La guerre de Sept Ans (1756-1763) marqua, à plus d’un titre, un tournant dans l’histoire de ces sociétés. Les conquêtes britanniques de la Guadeloupe et de la Martinique avaient détérioré, à Versailles, la réputation des planteurs des îles, perçus comme de mauvais sujets préférant leurs intérêts particuliers au service du roi par les armes. Au lendemain de la guerre de Sept Ans, le traumatisme de la défaite et les interrogations de la monarchie sur la loyauté des colons avaient amené la couronne à entreprendre à Saint-Domingue une importante réforme des milices coloniales honnies des colons, dont le rétablissement en octobre 1768 provoqua une révolte dans les parties Sud et Ouest de la colonie, entraînant une jonction entre les petits blancs et les libres de couleur révoltés. Bien que la guerre d’Indépendance américaine n’eût pas de conséquences géopolitiques majeures dans la mer Caraïbe, ces débats sur la contribution des sociétés antillaises à leur défense et sur le rôle militaire des libres de couleur, dont la participation aux milices était l’objet d’importants contentieux entre les planteurs blancs et l’administration royale, se poursuivirent jusqu’à la fin de l’Ancien Régime.

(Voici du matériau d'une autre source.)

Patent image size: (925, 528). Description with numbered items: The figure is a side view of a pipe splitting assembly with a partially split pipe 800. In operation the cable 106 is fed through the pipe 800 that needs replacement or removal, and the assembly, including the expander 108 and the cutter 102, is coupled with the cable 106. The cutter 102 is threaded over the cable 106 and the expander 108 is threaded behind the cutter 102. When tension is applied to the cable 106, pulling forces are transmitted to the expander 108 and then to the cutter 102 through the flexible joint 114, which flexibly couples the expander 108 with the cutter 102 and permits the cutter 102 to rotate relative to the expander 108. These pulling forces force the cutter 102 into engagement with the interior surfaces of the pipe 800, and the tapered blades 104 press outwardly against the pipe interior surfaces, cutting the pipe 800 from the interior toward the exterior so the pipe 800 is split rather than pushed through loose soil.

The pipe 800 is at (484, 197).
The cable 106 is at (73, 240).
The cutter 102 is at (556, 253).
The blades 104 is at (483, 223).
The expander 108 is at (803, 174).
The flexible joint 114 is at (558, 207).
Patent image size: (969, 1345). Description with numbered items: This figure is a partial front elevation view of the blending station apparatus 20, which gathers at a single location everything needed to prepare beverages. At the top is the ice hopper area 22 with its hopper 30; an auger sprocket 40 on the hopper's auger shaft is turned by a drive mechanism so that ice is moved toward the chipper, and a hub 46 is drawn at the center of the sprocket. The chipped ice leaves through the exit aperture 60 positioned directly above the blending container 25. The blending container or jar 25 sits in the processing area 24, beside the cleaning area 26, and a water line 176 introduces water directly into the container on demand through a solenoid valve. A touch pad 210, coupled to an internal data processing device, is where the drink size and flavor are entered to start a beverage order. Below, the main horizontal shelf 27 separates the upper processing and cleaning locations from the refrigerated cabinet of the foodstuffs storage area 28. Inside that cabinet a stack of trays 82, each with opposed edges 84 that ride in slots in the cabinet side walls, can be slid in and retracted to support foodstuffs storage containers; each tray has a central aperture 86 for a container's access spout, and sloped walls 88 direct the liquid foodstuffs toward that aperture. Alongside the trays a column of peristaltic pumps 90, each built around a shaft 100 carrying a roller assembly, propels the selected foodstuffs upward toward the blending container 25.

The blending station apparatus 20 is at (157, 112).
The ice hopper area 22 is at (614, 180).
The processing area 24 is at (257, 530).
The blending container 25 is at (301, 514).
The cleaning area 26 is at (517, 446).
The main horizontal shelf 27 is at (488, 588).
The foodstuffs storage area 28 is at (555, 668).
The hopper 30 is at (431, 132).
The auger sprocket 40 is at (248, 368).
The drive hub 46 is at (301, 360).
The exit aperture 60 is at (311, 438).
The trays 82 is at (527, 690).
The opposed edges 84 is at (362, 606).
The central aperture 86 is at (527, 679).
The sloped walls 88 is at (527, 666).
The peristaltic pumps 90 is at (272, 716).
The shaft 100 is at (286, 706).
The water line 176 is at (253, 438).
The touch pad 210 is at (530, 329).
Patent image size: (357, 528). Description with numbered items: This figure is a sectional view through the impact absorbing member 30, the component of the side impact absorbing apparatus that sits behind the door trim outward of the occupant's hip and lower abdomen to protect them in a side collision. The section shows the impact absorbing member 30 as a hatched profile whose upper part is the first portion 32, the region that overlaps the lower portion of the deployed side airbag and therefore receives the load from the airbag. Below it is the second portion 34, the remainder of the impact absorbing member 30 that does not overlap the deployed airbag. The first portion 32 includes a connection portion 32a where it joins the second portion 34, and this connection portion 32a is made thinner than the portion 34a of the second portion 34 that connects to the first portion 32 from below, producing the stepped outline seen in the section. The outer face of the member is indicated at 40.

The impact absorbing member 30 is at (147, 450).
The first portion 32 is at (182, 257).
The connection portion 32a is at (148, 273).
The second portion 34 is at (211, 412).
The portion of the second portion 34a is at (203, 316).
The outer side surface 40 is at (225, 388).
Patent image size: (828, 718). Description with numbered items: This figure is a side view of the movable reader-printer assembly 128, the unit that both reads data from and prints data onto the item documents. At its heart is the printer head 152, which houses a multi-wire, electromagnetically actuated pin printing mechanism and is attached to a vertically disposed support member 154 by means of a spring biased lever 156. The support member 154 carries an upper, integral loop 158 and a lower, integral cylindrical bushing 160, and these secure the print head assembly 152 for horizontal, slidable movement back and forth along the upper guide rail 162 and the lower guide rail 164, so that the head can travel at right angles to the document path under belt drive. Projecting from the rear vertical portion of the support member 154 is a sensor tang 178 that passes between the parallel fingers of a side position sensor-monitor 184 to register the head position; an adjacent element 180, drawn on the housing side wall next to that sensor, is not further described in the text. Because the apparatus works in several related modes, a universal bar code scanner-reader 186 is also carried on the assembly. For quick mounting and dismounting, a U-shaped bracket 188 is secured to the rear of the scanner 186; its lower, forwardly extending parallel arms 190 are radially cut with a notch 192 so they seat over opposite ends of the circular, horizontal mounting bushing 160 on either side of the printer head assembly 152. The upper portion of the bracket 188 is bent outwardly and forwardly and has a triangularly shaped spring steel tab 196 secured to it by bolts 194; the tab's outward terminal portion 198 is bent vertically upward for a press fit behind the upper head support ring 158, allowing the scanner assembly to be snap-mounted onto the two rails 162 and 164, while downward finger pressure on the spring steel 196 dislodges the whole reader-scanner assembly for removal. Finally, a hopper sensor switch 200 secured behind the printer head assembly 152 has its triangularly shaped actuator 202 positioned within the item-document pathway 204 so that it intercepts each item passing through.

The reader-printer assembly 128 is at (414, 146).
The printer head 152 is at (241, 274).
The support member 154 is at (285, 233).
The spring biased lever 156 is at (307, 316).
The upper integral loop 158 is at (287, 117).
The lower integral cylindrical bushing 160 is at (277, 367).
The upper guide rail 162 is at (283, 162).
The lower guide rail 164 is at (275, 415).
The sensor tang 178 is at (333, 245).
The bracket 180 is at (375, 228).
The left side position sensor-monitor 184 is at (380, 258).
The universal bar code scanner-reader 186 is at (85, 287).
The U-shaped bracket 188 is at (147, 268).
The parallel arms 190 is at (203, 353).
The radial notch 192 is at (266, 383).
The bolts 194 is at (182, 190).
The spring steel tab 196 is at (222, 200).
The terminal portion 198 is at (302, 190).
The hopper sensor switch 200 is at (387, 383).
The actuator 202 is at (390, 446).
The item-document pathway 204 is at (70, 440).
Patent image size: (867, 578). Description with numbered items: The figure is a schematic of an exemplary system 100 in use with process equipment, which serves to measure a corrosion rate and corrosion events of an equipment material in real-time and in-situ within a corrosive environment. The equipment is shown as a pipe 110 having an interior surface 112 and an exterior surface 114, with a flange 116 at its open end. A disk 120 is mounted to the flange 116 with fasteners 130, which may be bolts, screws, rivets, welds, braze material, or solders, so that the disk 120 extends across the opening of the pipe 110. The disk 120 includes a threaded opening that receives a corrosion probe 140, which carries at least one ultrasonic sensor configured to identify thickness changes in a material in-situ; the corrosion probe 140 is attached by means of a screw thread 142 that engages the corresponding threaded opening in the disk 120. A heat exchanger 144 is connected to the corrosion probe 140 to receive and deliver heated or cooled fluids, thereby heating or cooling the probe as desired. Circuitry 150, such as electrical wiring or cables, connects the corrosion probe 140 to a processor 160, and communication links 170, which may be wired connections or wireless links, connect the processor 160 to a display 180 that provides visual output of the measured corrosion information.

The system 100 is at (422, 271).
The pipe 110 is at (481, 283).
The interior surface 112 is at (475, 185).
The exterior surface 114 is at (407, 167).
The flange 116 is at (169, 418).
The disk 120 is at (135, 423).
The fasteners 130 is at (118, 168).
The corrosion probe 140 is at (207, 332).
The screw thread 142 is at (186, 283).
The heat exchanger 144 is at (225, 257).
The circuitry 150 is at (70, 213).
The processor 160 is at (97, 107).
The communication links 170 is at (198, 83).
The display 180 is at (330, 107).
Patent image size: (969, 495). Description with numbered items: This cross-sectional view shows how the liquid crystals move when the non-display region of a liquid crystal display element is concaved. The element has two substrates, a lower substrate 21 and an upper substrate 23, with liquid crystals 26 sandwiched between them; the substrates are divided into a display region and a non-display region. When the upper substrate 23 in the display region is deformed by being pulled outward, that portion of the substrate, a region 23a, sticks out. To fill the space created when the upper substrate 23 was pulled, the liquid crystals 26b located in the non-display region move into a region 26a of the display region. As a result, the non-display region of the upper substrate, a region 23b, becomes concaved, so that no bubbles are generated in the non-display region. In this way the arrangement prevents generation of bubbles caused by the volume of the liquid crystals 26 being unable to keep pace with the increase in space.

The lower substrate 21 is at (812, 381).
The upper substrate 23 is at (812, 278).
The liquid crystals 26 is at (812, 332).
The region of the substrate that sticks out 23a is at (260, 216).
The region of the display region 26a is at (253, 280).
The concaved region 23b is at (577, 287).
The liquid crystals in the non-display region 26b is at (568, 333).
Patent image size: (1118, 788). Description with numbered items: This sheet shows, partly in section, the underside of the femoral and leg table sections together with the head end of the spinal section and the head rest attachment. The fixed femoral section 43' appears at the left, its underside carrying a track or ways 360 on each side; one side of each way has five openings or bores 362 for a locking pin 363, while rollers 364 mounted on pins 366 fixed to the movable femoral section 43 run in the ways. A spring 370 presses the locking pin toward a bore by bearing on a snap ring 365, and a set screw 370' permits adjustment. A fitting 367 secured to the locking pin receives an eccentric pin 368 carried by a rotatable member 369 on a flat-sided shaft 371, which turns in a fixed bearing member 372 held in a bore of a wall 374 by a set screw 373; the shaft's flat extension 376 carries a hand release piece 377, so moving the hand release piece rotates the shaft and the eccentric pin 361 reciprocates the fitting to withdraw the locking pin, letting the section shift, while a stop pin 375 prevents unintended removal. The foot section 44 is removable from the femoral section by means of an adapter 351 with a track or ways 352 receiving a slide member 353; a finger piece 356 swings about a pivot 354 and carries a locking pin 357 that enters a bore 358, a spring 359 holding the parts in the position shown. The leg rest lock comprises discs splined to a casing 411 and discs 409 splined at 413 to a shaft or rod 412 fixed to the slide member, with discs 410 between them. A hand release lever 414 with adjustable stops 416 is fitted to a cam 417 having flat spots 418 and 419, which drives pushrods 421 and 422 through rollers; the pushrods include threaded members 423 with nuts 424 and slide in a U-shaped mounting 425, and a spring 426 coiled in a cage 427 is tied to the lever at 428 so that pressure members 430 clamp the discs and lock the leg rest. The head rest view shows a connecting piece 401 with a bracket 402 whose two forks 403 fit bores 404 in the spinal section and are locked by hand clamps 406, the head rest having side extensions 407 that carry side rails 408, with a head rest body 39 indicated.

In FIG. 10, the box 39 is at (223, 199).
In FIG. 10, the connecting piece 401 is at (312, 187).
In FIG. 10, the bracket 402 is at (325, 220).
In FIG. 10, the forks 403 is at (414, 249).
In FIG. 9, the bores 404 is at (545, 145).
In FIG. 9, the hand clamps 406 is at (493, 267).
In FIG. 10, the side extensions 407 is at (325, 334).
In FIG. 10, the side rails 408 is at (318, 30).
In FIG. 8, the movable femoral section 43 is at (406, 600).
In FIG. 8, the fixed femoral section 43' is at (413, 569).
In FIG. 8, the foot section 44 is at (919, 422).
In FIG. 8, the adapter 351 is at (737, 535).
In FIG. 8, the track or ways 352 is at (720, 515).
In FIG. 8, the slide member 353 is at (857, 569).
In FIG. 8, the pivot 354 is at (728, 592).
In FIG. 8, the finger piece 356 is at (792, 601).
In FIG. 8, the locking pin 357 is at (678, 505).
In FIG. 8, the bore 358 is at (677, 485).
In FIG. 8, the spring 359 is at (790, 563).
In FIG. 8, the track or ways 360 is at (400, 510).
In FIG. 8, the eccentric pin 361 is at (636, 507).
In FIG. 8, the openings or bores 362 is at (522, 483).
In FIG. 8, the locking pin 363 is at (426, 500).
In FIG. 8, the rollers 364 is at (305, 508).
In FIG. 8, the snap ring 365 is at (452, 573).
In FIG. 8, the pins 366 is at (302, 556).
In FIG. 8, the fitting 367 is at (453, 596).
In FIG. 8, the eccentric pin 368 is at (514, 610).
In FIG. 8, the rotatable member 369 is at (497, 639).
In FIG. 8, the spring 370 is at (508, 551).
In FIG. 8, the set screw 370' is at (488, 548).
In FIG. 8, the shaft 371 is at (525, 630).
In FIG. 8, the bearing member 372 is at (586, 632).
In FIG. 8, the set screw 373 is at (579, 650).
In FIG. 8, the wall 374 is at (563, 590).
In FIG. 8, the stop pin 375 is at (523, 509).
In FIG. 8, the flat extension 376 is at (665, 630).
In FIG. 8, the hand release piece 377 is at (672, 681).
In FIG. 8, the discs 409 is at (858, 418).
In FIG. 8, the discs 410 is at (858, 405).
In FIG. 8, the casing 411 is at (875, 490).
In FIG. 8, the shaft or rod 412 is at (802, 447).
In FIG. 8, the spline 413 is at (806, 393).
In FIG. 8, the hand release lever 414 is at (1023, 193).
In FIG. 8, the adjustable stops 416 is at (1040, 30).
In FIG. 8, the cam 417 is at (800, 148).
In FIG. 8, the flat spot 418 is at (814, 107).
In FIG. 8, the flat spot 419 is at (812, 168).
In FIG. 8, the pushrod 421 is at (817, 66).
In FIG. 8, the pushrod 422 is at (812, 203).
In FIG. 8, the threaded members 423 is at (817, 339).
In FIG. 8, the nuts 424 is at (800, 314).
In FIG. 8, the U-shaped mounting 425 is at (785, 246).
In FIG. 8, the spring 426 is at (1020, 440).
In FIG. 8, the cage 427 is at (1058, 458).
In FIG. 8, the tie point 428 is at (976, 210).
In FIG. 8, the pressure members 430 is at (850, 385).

Au cours des guerres franco-britanniques de la seconde moitié du XVIIIe siècle, l’enrôlement massif des libres de couleur et des esclaves africains dans les armées a également façonné la culture militaire de ces groupes subalternes : cette expérience combattante est un des facteurs essentiels dans le déclenchement de la révolution haïtienne (1791), qui constitue la seule révolte d’esclaves dans l’histoire des Amériques à avoir réussi à renverser l’ordre esclavagiste.